Our society places a high premium on so-called 'internal consistency,' i.e., I may strongly disagree with someone, but in the end, so it goes, I can't be bothered because you have reasons for you choices, and in your individual moral system, those choices have some semblance of coherence. Anything goes if it has an explanation (no matter how poor). Relativism at its worst. Be true to yourself. That's the highest virtue. We think we're so forgiving, in this society of ours that advocates for free love, freedom of choice, freedom of speech, 'open relationships,' loose boundaries, few formal rules, and relatively minimal social stigma. But that isn't forgiveness. It's indifference. Real mercy isn't a business transaction. And it isn't a declaration that every choice is equal[ly immaterial] either. Forgiveness is a wiping clean, a gift. Contrary to Shakespeare's famous words in The Merchant of Venice, the quality of mercy is indeed often strained, because an injury or transgression leaves real pain, real loneliness, confusion, anger, fear, and betrayal in its wake. More often than not, we in our modern world don't know what real mercy is because we expect it to work like a neat little balanced equation. Forgive us our trespasses...and I'll forgive yours. 
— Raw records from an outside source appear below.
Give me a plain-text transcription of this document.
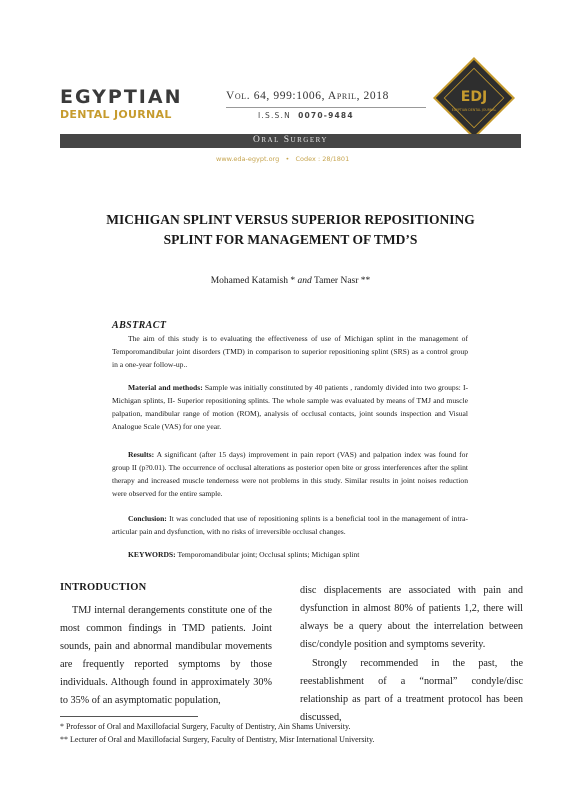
EGYPTIAN
DENTAL JOURNAL
Vol. 64, 999:1006, April, 2018
I.S.S.N 0070-9484
EDJ
EGYPTIAN DENTAL JOURNAL
Oral Surgery
www.eda-egypt.org • Codex : 28/1801
MICHIGAN SPLINT VERSUS SUPERIOR REPOSITIONING
SPLINT FOR MANAGEMENT OF TMD’S
Mohamed Katamish * and Tamer Nasr **
ABSTRACT
The aim of this study is to evaluating the effectiveness of use of Michigan splint in the management of Temporomandibular joint disorders (TMD) in comparison to superior repositioning splint (SRS) as a control group in a one-year follow-up..
Material and methods: Sample was initially constituted by 40 patients , randomly divided into two groups: I- Michigan splints, II- Superior repositioning splints. The whole sample was evaluated by means of TMJ and muscle palpation, mandibular range of motion (ROM), analysis of occlusal contacts, joint sounds inspection and Visual Analogue Scale (VAS) for one year.
Results: A significant (after 15 days) improvement in pain report (VAS) and palpation index was found for group II (p?0.01). The occurrence of occlusal alterations as posterior open bite or gross interferences after the splint therapy and increased muscle tenderness were not problems in this study. Similar results in joint noises reduction were observed for the entire sample.
Conclusion: It was concluded that use of repositioning splints is a beneficial tool in the management of intra-articular pain and dysfunction, with no risks of irreversible occlusal changes.
KEYWORDS: Temporomandibular joint; Occlusal splints; Michigan splint
INTRODUCTION
TMJ internal derangements constitute one of the most common findings in TMD patients. Joint sounds, pain and abnormal mandibular movements are frequently reported symptoms by those individuals. Although found in approximately 30% to 35% of an asymptomatic population,
disc displacements are associated with pain and dysfunction in almost 80% of patients 1,2, there will always be a query about the interrelation between disc/condyle position and symptoms severity.
Strongly recommended in the past, the reestablishment of a “normal” condyle/disc relationship as part of a treatment protocol has been discussed,
* Professor of Oral and Maxillofacial Surgery, Faculty of Dentistry, Ain Shams University.
** Lecturer of Oral and Maxillofacial Surgery, Faculty of Dentistry, Misr International University.
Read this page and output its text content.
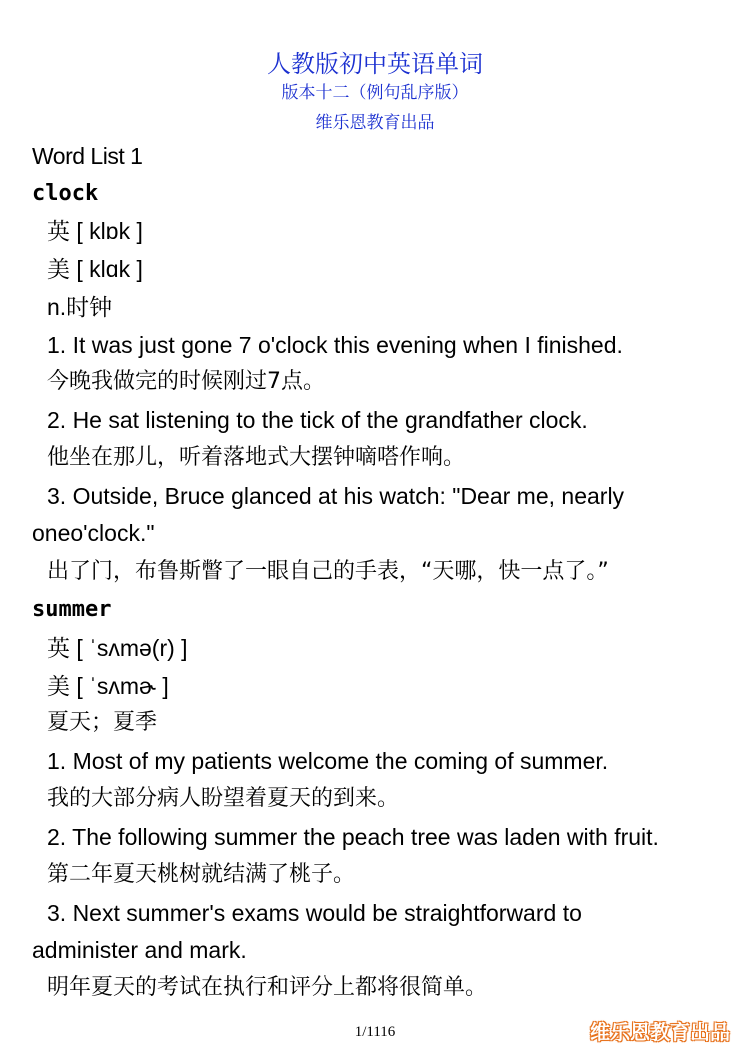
人教版初中英语单词
版本十二（例句乱序版）
维乐恩教育出品
Word List 1
clock
英 [ klɒk ]
美 [ klɑk ]
n.时钟
1. It was just gone 7 o'clock this evening when I finished.
今晚我做完的时候刚过7点。
2. He sat listening to the tick of the grandfather clock.
他坐在那儿，听着落地式大摆钟嘀嗒作响。
3. Outside, Bruce glanced at his watch: "Dear me, nearly
oneo'clock."
出了门，布鲁斯瞥了一眼自己的手表，“天哪，快一点了。”
summer
英 [ ˈsʌmə(r) ]
美 [ ˈsʌmɚ ]
夏天；夏季
1. Most of my patients welcome the coming of summer.
我的大部分病人盼望着夏天的到来。
2. The following summer the peach tree was laden with fruit.
第二年夏天桃树就结满了桃子。
3. Next summer's exams would be straightforward to
administer and mark.
明年夏天的考试在执行和评分上都将很简单。
1/1116	维乐恩教育出品
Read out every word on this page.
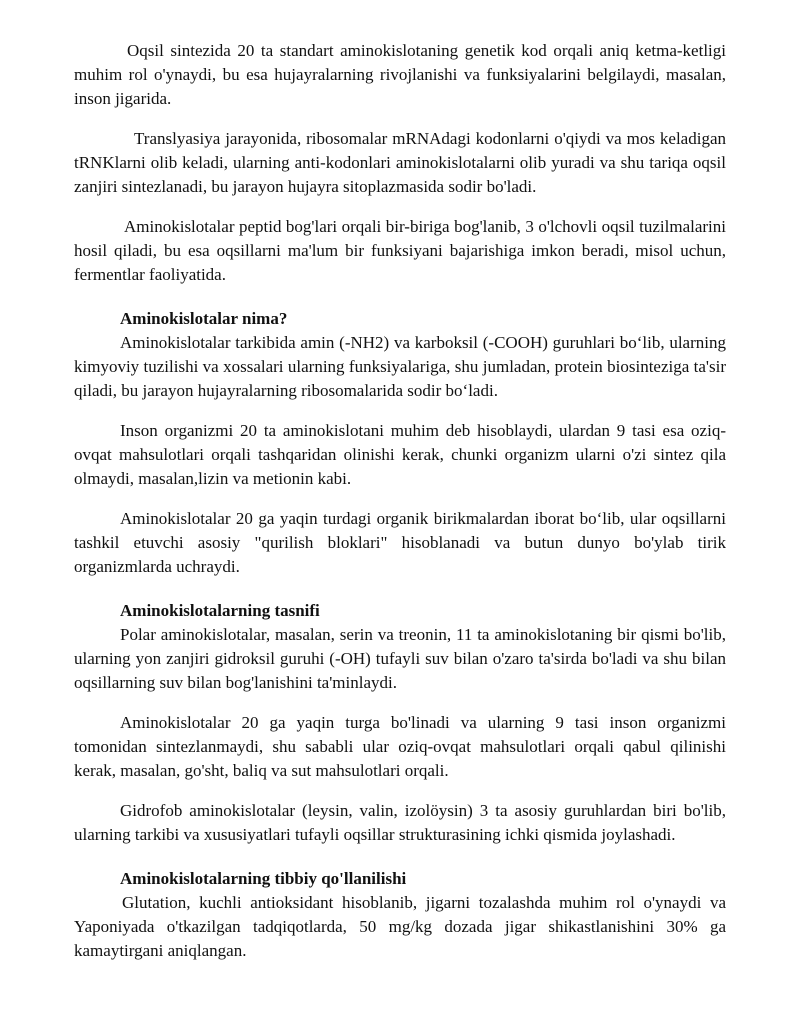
Oqsil sintezida 20 ta standart aminokislotaning genetik kod orqali aniq ketma-ketligi muhim rol o'ynaydi, bu esa hujayralarning rivojlanishi va funksiyalarini belgilaydi, masalan, inson jigarida.

Translyasiya jarayonida, ribosomalar mRNAdagi kodonlarni o'qiydi va mos keladigan tRNKlarni olib keladi, ularning anti-kodonlari aminokislotalarni olib yuradi va shu tariqa oqsil zanjiri sintezlanadi, bu jarayon hujayra sitoplazmasida sodir bo'ladi.

Aminokislotalar peptid bog'lari orqali bir-biriga bog'lanib, 3 o'lchovli oqsil tuzilmalarini hosil qiladi, bu esa oqsillarni ma'lum bir funksiyani bajarishiga imkon beradi, misol uchun, fermentlar faoliyatida.

Aminokislotalar nima?

Aminokislotalar tarkibida amin (-NH2) va karboksil (-COOH) guruhlari bo‘lib, ularning kimyoviy tuzilishi va xossalari ularning funksiyalariga, shu jumladan, protein biosinteziga ta'sir qiladi, bu jarayon hujayralarning ribosomalarida sodir bo‘ladi.

Inson organizmi 20 ta aminokislotani muhim deb hisoblaydi, ulardan 9 tasi esa oziq-ovqat mahsulotlari orqali tashqaridan olinishi kerak, chunki organizm ularni o'zi sintez qila olmaydi, masalan,lizin va metionin kabi.

Aminokislotalar 20 ga yaqin turdagi organik birikmalardan iborat bo‘lib, ular oqsillarni tashkil etuvchi asosiy "qurilish bloklari" hisoblanadi va butun dunyo bo'ylab tirik organizmlarda uchraydi.

Aminokislotalarning tasnifi

Polar aminokislotalar, masalan, serin va treonin, 11 ta aminokislotaning bir qismi bo'lib, ularning yon zanjiri gidroksil guruhi (-OH) tufayli suv bilan o'zaro ta'sirda bo'ladi va shu bilan oqsillarning suv bilan bog'lanishini ta'minlaydi.

Aminokislotalar 20 ga yaqin turga bo'linadi va ularning 9 tasi inson organizmi tomonidan sintezlanmaydi, shu sababli ular oziq-ovqat mahsulotlari orqali qabul qilinishi kerak, masalan, go'sht, baliq va sut mahsulotlari orqali.

Gidrofob aminokislotalar (leysin, valin, izolöysin) 3 ta asosiy guruhlardan biri bo'lib, ularning tarkibi va xususiyatlari tufayli oqsillar strukturasining ichki qismida joylashadi.

Aminokislotalarning tibbiy qo'llanilishi

Glutation, kuchli antioksidant hisoblanib, jigarni tozalashda muhim rol o'ynaydi va Yaponiyada o'tkazilgan tadqiqotlarda, 50 mg/kg dozada jigar shikastlanishini 30% ga kamaytirgani aniqlangan.
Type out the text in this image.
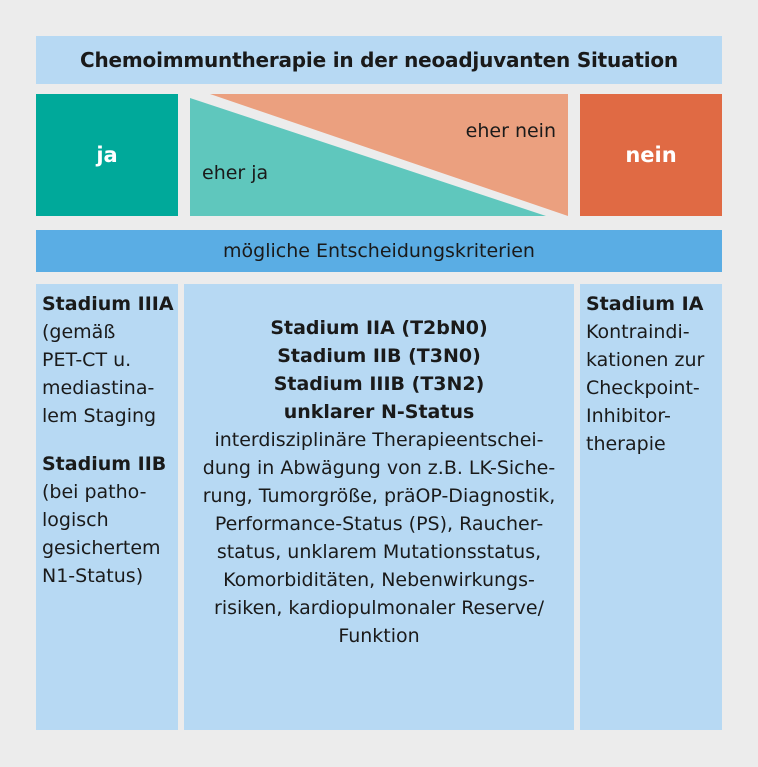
Chemoimmuntherapie in der neoadjuvanten Situation
ja
eher ja
eher nein
nein
mögliche Entscheidungskriterien
Stadium IIIA
(gemäß
PET-CT u.
mediastina-
lem Staging
Stadium IIB
(bei patho-
logisch
gesichertem
N1-Status)
Stadium IIA (T2bN0)
Stadium IIB (T3N0)
Stadium IIIB (T3N2)
unklarer N-Status
interdisziplinäre Therapieentschei-
dung in Abwägung von z.B. LK-Siche-
rung, Tumorgröße, präOP-Diagnostik,
Performance-Status (PS), Raucher-
status, unklarem Mutationsstatus,
Komorbiditäten, Nebenwirkungs-
risiken, kardiopulmonaler Reserve/
Funktion
Stadium IA
Kontraindi-
kationen zur
Checkpoint-
Inhibitor-
therapie
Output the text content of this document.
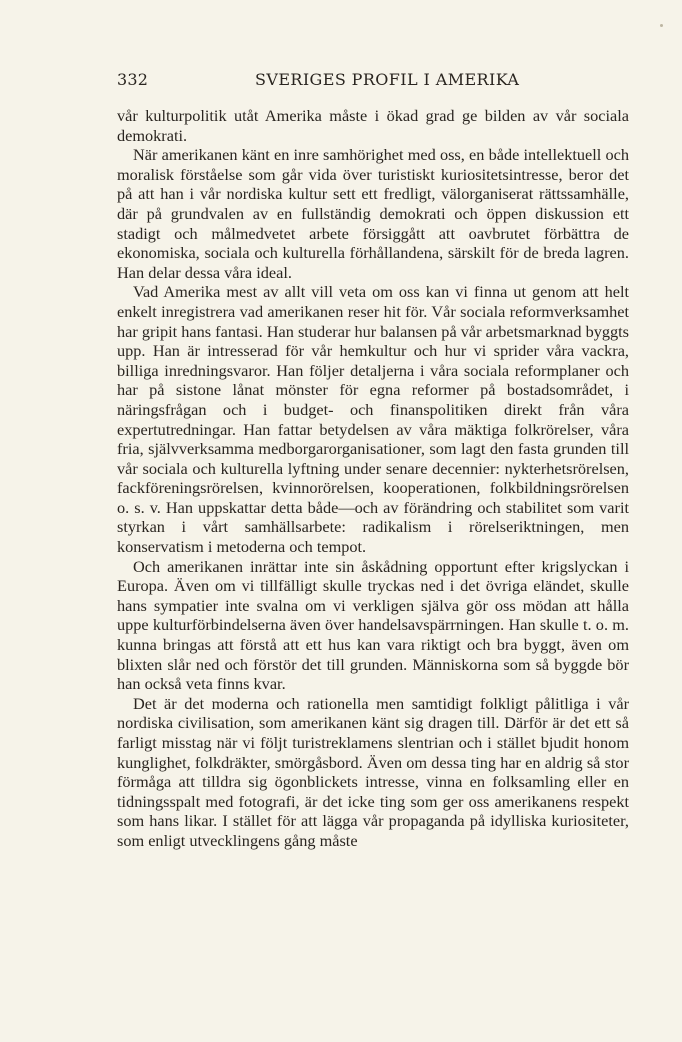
332	SVERIGES PROFIL I AMERIKA

vår kulturpolitik utåt Amerika måste i ökad grad ge bilden av vår sociala demokrati.

När amerikanen känt en inre samhörighet med oss, en både intellektuell och moralisk förståelse som går vida över turistiskt kuriositetsintresse, beror det på att han i vår nordiska kultur sett ett fredligt, välorganiserat rättssamhälle, där på grundvalen av en fullständig demokrati och öppen diskussion ett stadigt och målmedvetet arbete försiggått att oavbrutet förbättra de ekonomiska, sociala och kulturella förhållandena, särskilt för de breda lagren. Han delar dessa våra ideal.

Vad Amerika mest av allt vill veta om oss kan vi finna ut genom att helt enkelt inregistrera vad amerikanen reser hit för. Vår sociala reformverksamhet har gripit hans fantasi. Han studerar hur balansen på vår arbetsmarknad byggts upp. Han är intresserad för vår hemkultur och hur vi sprider våra vackra, billiga inredningsvaror. Han följer detaljerna i våra sociala reformplaner och har på sistone lånat mönster för egna reformer på bostadsområdet, i näringsfrågan och i budget- och finanspolitiken direkt från våra expertutredningar. Han fattar betydelsen av våra mäktiga folkrörelser, våra fria, självverksamma medborgarorganisationer, som lagt den fasta grunden till vår sociala och kulturella lyftning under senare decennier: nykterhetsrörelsen, fackföreningsrörelsen, kvinnorörelsen, kooperationen, folkbildningsrörelsen o. s. v. Han uppskattar detta både—och av förändring och stabilitet som varit styrkan i vårt samhällsarbete: radikalism i rörelseriktningen, men konservatism i metoderna och tempot.

Och amerikanen inrättar inte sin åskådning opportunt efter krigslyckan i Europa. Även om vi tillfälligt skulle tryckas ned i det övriga eländet, skulle hans sympatier inte svalna om vi verkligen själva gör oss mödan att hålla uppe kulturförbindelserna även över handelsavspärrningen. Han skulle t. o. m. kunna bringas att förstå att ett hus kan vara riktigt och bra byggt, även om blixten slår ned och förstör det till grunden. Människorna som så byggde bör han också veta finns kvar.

Det är det moderna och rationella men samtidigt folkligt pålitliga i vår nordiska civilisation, som amerikanen känt sig dragen till. Därför är det ett så farligt misstag när vi följt turistreklamens slentrian och i stället bjudit honom kunglighet, folkdräkter, smörgåsbord. Även om dessa ting har en aldrig så stor förmåga att tilldra sig ögonblickets intresse, vinna en folksamling eller en tidningsspalt med fotografi, är det icke ting som ger oss amerikanens respekt som hans likar. I stället för att lägga vår propaganda på idylliska kuriositeter, som enligt utvecklingens gång måste
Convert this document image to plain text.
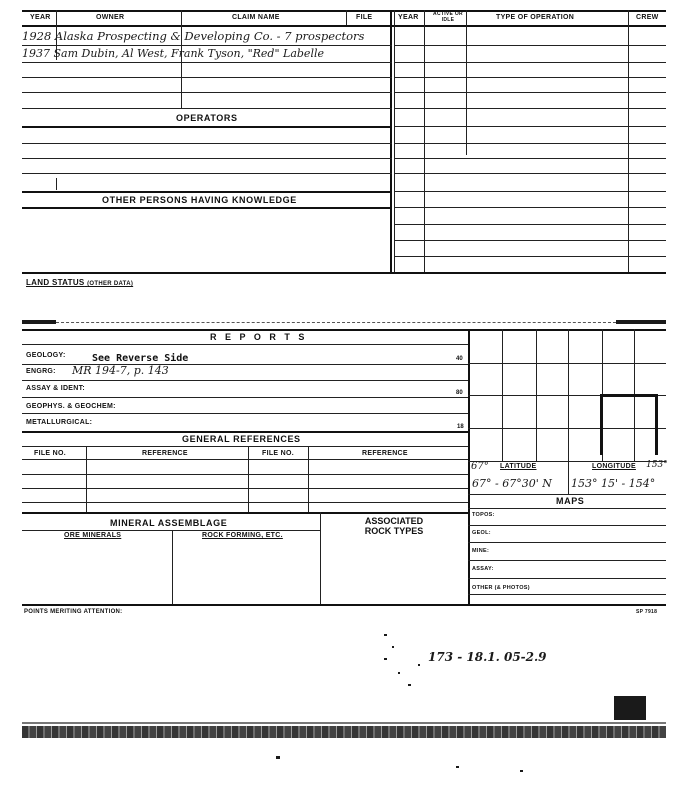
YEAR	OWNER	CLAIM NAME	FILE	YEAR	ACTIVE OR IDLE	TYPE OF OPERATION	CREW
1928 Alaska Prospecting & Developing Co. - 7 prospectors
1937 Sam Dubin, Al West, Frank Tyson, "Red" Labelle
OPERATORS
OTHER PERSONS HAVING KNOWLEDGE
LAND STATUS (OTHER DATA)
R E P O R T S
GEOLOGY:	See Reverse Side	40
ENGRG: MR 194-7, p. 143
ASSAY & IDENT:
80
GEOPHYS. & GEOCHEM:
METALLURGICAL:
18
GENERAL REFERENCES
FILE NO.	REFERENCE	FILE NO.	REFERENCE
MINERAL ASSEMBLAGE	ASSOCIATED ROCK TYPES
ORE MINERALS	ROCK FORMING, ETC.
67° LATITUDE	LONGITUDE 153°
67° - 67°30' N 153° 15' - 154°
MAPS
TOPOS:
GEOL:
MINE:
ASSAY:
OTHER (& PHOTOS)
POINTS MERITING ATTENTION:	SP 7918
173 - 18.1. 05-2.9
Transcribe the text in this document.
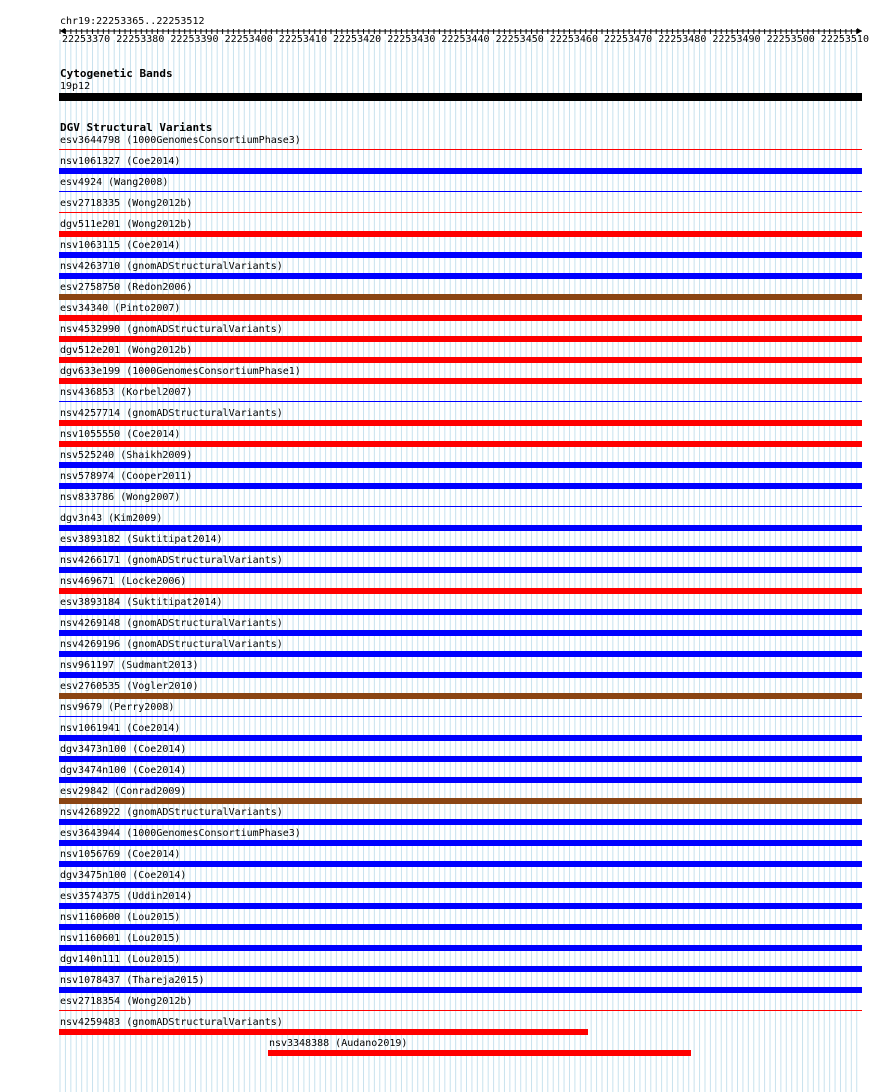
chr19:22253365..22253512
22253370 22253380 22253390 22253400 22253410 22253420 22253430 22253440 22253450 22253460 22253470 22253480 22253490 22253500 22253510
Cytogenetic Bands
19p12
DGV Structural Variants
esv3644798 (1000GenomesConsortiumPhase3)
nsv1061327 (Coe2014)
esv4924 (Wang2008)
esv2718335 (Wong2012b)
dgv511e201 (Wong2012b)
nsv1063115 (Coe2014)
nsv4263710 (gnomADStructuralVariants)
esv2758750 (Redon2006)
esv34340 (Pinto2007)
nsv4532990 (gnomADStructuralVariants)
dgv512e201 (Wong2012b)
dgv633e199 (1000GenomesConsortiumPhase1)
nsv436853 (Korbel2007)
nsv4257714 (gnomADStructuralVariants)
nsv1055550 (Coe2014)
nsv525240 (Shaikh2009)
nsv578974 (Cooper2011)
nsv833786 (Wong2007)
dgv3n43 (Kim2009)
esv3893182 (Suktitipat2014)
nsv4266171 (gnomADStructuralVariants)
nsv469671 (Locke2006)
esv3893184 (Suktitipat2014)
nsv4269148 (gnomADStructuralVariants)
nsv4269196 (gnomADStructuralVariants)
nsv961197 (Sudmant2013)
esv2760535 (Vogler2010)
nsv9679 (Perry2008)
nsv1061941 (Coe2014)
dgv3473n100 (Coe2014)
dgv3474n100 (Coe2014)
esv29842 (Conrad2009)
nsv4268922 (gnomADStructuralVariants)
esv3643944 (1000GenomesConsortiumPhase3)
nsv1056769 (Coe2014)
dgv3475n100 (Coe2014)
esv3574375 (Uddin2014)
nsv1160600 (Lou2015)
nsv1160601 (Lou2015)
dgv140n111 (Lou2015)
nsv1078437 (Thareja2015)
esv2718354 (Wong2012b)
nsv4259483 (gnomADStructuralVariants)
nsv3348388 (Audano2019)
Reading can certainly be a tool of learning in the school of mercy, but we ought to be cautious of entrapping ourselves in the modern gospel of 'understanding.' Understanding may be a tool for peace, but in reality that can only be accomplished with love. When we read, how often do we ask ourselves what we seek? It should not simply be to know, to understand, but to grow in love and virtue. In the end, we should seek to know true mercy.